Kepala desa wajib menyampaikan laporan realisasi pelaksanaan APBDesa kepada bupati/walikota berupa; a) Laporan semester pertama disampaikan paling lambat pada akhir bulan Juli tahun berjalan; b) Laporan semester akhir tahun, disampaikan paling lambat pada akhir bulan januari tahun berikutnya.
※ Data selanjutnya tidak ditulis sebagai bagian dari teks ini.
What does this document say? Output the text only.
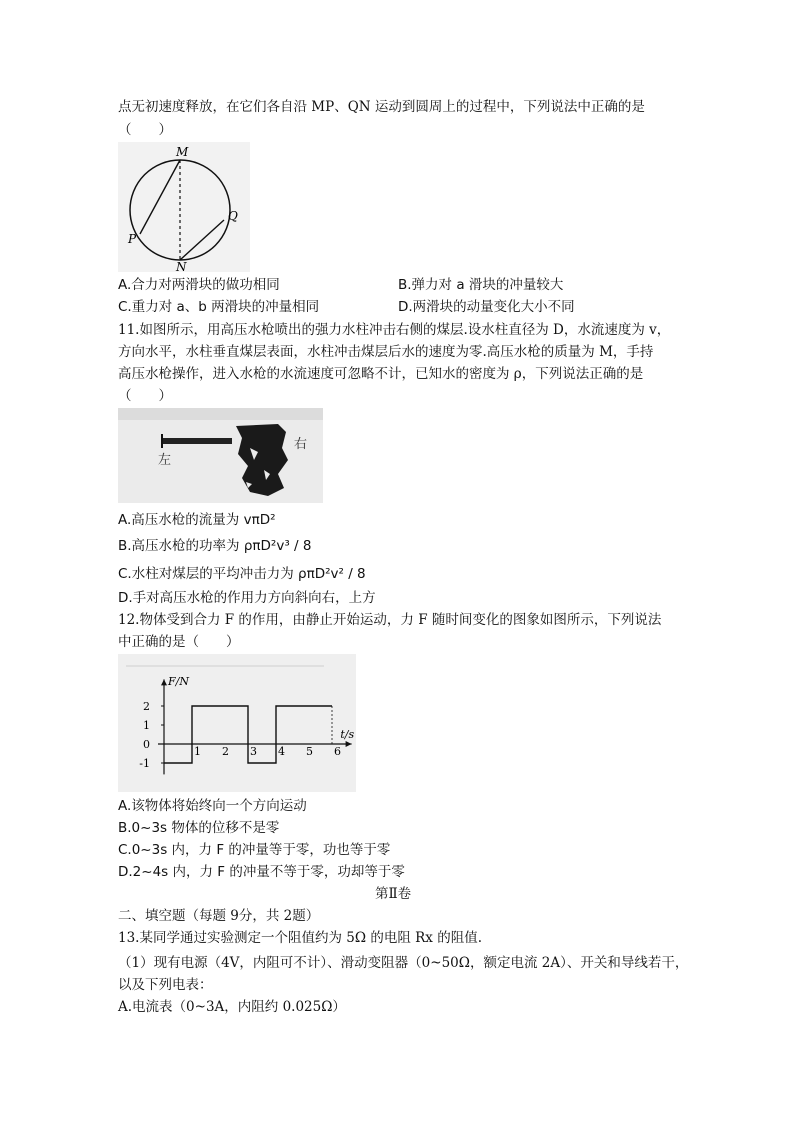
点无初速度释放，在它们各自沿 MP、QN 运动到圆周上的过程中，下列说法中正确的是
（　　）
M
P
N
Q
A.合力对两滑块的做功相同	B.弹力对 a 滑块的冲量较大
C.重力对 a、b 两滑块的冲量相同	D.两滑块的动量变化大小不同
11.如图所示，用高压水枪喷出的强力水柱冲击右侧的煤层.设水柱直径为 D，水流速度为 v，
方向水平，水柱垂直煤层表面，水柱冲击煤层后水的速度为零.高压水枪的质量为 M，手持
高压水枪操作，进入水枪的水流速度可忽略不计，已知水的密度为 ρ，下列说法正确的是
（　　）
左
右
A.高压水枪的流量为 vπD²
B.高压水枪的功率为 ρπD²v³ / 8
C.水柱对煤层的平均冲击力为 ρπD²v² / 8
D.手对高压水枪的作用力方向斜向右，上方
12.物体受到合力 F 的作用，由静止开始运动，力 F 随时间变化的图象如图所示，下列说法
中正确的是（　　）
2
1
0
-1
1 2 3 4 5 6
F/N
t/s
A.该物体将始终向一个方向运动
B.0~3s 物体的位移不是零
C.0~3s 内，力 F 的冲量等于零，功也等于零
D.2~4s 内，力 F 的冲量不等于零，功却等于零
第Ⅱ卷
二、填空题（每题 9分，共 2题）
13.某同学通过实验测定一个阻值约为 5Ω 的电阻 Rx 的阻值.
（1）现有电源（4V，内阻可不计）、滑动变阻器（0~50Ω，额定电流 2A）、开关和导线若干，
以及下列电表：
A.电流表（0~3A，内阻约 0.025Ω）
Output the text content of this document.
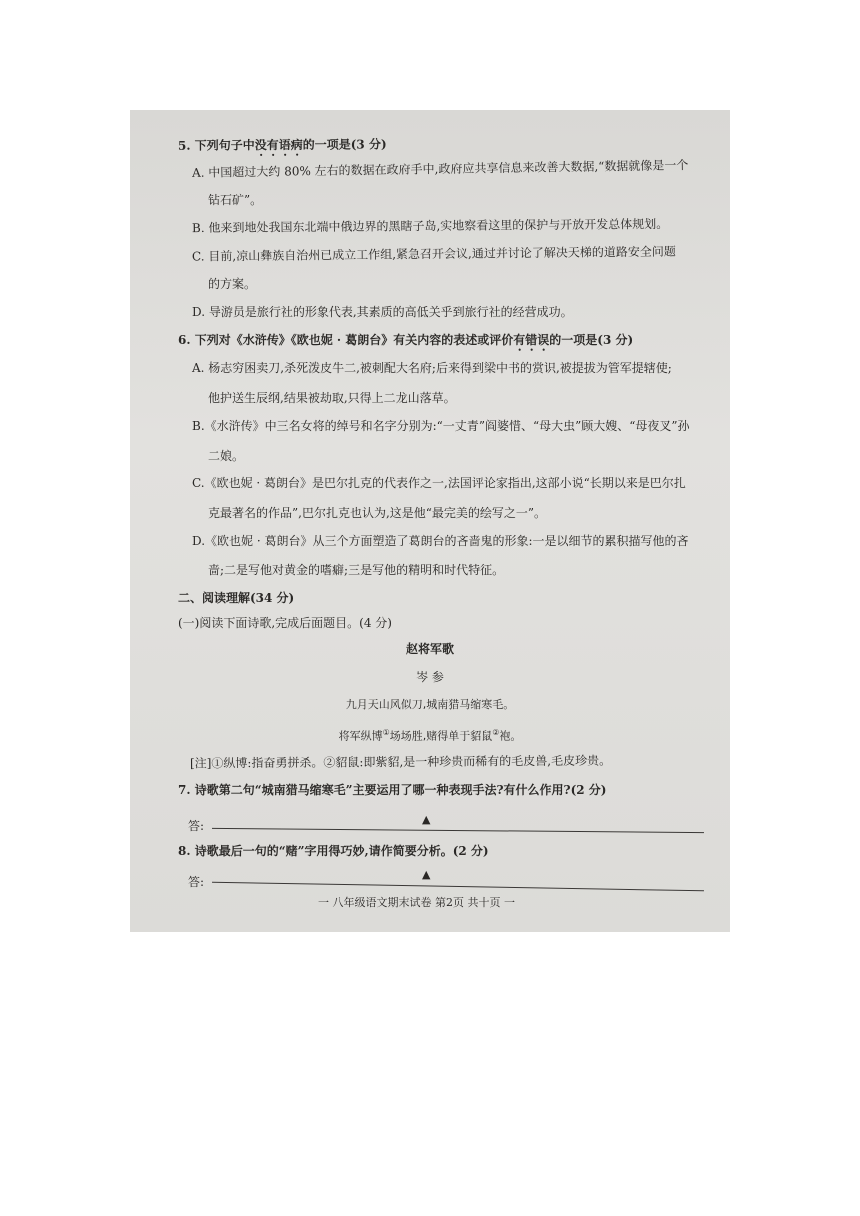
5. 下列句子中没有语病的一项是(3 分)
A. 中国超过大约 80% 左右的数据在政府手中,政府应共享信息来改善大数据,“数据就像是一个
钻石矿”。
B. 他来到地处我国东北端中俄边界的黑瞎子岛,实地察看这里的保护与开放开发总体规划。
C. 目前,凉山彝族自治州已成立工作组,紧急召开会议,通过并讨论了解决天梯的道路安全问题
的方案。
D. 导游员是旅行社的形象代表,其素质的高低关乎到旅行社的经营成功。
6. 下列对《水浒传》《欧也妮 · 葛朗台》有关内容的表述或评价有错误的一项是(3 分)
A. 杨志穷困卖刀,杀死泼皮牛二,被刺配大名府;后来得到梁中书的赏识,被提拔为管军提辖使;
他护送生辰纲,结果被劫取,只得上二龙山落草。
B.《水浒传》中三名女将的绰号和名字分别为:“一丈青”阎婆惜、“母大虫”顾大嫂、“母夜叉”孙
二娘。
C.《欧也妮 · 葛朗台》是巴尔扎克的代表作之一,法国评论家指出,这部小说“长期以来是巴尔扎
克最著名的作品”,巴尔扎克也认为,这是他“最完美的绘写之一”。
D.《欧也妮 · 葛朗台》从三个方面塑造了葛朗台的吝啬鬼的形象:一是以细节的累积描写他的吝
啬;二是写他对黄金的嗜癖;三是写他的精明和时代特征。
二、阅读理解(34 分)
(一)阅读下面诗歌,完成后面题目。(4 分)
赵将军歌
岑 参
九月天山风似刀,城南猎马缩寒毛。
将军纵博①场场胜,赌得单于貂鼠②袍。
[注]①纵博:指奋勇拼杀。②貂鼠:即紫貂,是一种珍贵而稀有的毛皮兽,毛皮珍贵。
7. 诗歌第二句“城南猎马缩寒毛”主要运用了哪一种表现手法?有什么作用?(2 分)
答:	▲
8. 诗歌最后一句的“赌”字用得巧妙,请作简要分析。(2 分)
答:
▲
一 八年级语文期末试卷 第2页 共十页 一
Menyampaikan Laporan Penyelenggaran Pemerintahan Desa (LPPD) setiap akhir tahun anggaran kepada bupati/walikota dan menyampaikan laporan keterangan penyelenggaraan pemerintahan desa secara tertulis kepada BPD setiap akhir tahun anggaran

e. Pertanggungjawaban

Pertanggungjawaban keuangan desa adalah suatu keharusan bagi pemerintah desa untuk memberikan jawaban atas kewajiban yang diberikan kepadanya. Kepala desa menyampaikan laporan pertanggungjawaban realisasi

pelaksanaan APBDesa kepada Bupati/Walikota melalui camat setiap akhir tahun anggaran. Laporan pertanggungjawaban realisasi pelaksanaan APBDesa terdiri dari pendapatan, belanja, pembiayaan dan disampaikan paling lambat 1 (satu) bulan setelah akhir tahun anggaran berkenaan.